The federal government has put out a call for researchers to work on a major problem in additive manufacturing, a technology that is quickly changing the way various industries turn out metal parts. For specific applications, this new process, popularly known as “3D printing”, replaces the traditional casting of liquid metal in molds with computer-controlled use of metal powders, which are deposited in thin layers and individually welded with laser beams to build a component up from scratch.
The resulting product can be as strong as its traditionally cast equivalent, but it can also be lighter, easier to make, or have a more complex design. However, quality assurance and low production rates are still problematic, with a key point of control being the quality of the powder. More specifically, while features such as the flowability and density of metal powders are readily determined, it remains impossible to check how the powder is performing as each layer is placed during additive manufacturing.
That information is crucial to Canadian-based metal powder producers who export into a global market that should grow rapidly as additive manufacturing becomes more widespread. Researchers at the National Research Council of Canada (NRC) have been working with these companies to help them analyze how modifying the characteristics of their feedstocks might decrease or eliminate faults in a finished component while increasing production rate.
“It comes down to measuring much more closely the density of the powder layers to have better control on the deposition of powder during 3D printing operation,” explains Milena Sejnoha, Director of research on materials and processes in the NRC’s Automotive and Surface Transportation (AST) Research Centre in Boucherville, Quebec, which serves also aerospace, defence, and construction sectors. “If Canadian suppliers can contribute to a more instrumented approach, it would contribute to the whole field of additive manufacturing.”
Building and designing such equipment has therefore become one of the latest “challenges” posed by Innovative Solutions Canada, a program from Innovation, Science and Economic Development Canada that was launched with the last federal budget. In this case, the NRC is participating as a sponsor for the challenge, which offers prospective participants up to $500,000 to work with Sejnoha and her colleagues on developing a system for determining the density of each additive powder layer in real time.
Her group is collaborating with another NRC AST Research Centre’s facility in London, Ontario, where research director David Muir has witnessed the appetite for additive manufacturing among that region’s many industrial parts producers.
“There is a huge, growing opportunity out there,” he explains. “Additive manufacturing offers a number of benefits to industry and society as a whole.”
Those benefits start with reducing the time and cost of turning out strong, light components from new materials, which has a wider impact on considerations such as energy use, pollution, and greenhouse gases. The prospect of having unprecedented control over the structure of finished components has been especially appealing in aerospace manufacturing, which is consumed by a desire to maximize strength and minimize weight.

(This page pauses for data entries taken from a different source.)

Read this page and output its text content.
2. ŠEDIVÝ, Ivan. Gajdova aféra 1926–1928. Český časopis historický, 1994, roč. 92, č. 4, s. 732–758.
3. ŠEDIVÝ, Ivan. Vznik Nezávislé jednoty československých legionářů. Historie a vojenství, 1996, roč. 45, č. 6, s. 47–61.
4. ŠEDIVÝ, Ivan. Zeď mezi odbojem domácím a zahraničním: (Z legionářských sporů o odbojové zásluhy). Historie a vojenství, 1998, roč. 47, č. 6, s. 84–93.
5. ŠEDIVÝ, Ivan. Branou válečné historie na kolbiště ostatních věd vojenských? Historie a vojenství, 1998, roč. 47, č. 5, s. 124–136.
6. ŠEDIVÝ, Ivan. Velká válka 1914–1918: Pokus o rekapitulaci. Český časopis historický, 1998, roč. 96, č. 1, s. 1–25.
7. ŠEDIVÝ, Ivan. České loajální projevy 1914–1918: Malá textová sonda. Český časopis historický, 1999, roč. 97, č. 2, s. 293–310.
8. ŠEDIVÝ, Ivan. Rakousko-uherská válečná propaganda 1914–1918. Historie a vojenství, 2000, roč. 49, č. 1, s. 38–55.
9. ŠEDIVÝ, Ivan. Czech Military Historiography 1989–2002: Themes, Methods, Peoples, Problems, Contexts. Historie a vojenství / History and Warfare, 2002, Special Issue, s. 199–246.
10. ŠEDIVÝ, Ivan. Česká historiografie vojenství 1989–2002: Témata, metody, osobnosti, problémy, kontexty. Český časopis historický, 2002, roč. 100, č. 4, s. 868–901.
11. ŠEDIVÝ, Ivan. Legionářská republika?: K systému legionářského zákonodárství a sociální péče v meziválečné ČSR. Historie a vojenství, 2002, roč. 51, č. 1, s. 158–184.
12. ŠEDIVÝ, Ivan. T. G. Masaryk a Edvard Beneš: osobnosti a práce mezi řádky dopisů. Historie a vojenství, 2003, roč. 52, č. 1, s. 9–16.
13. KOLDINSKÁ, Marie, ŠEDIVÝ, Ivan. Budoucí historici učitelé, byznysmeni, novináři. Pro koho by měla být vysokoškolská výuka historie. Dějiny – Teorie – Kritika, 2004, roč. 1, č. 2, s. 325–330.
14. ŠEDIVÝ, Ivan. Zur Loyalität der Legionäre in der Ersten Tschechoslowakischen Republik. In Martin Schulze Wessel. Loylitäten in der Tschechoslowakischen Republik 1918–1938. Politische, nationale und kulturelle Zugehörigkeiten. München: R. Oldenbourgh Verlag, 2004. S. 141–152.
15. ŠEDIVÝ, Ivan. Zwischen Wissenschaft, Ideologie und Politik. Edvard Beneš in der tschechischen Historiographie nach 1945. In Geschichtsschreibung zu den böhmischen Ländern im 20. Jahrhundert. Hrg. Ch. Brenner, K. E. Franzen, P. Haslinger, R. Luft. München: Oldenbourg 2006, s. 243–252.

GE Aviation recently fulfilled that desire with a new turboprop engine containing some 15% fewer working parts than its predecessors, thanks to 3D-printed components that could not have been built in any other way.
GE Aviation recently launched its Advanced Turboprop engine, made from 3D printed components that would have been too intricate to produce in any other way. Photo credit: GE Aviation
Such dramatic progress is still expensive, largely because of the need to ensure the quality of the final product. If the challenge posed by the NRC can be met, however, it would eliminate one of the most elusive aspects of meeting that need, which starts with the quality of the metal powder input.
“We’ve got 100-plus years of experience in metallurgy by conventional means,” Muir concludes. “This new technology will help us look at how the powder affects the final part quality and the process itself.”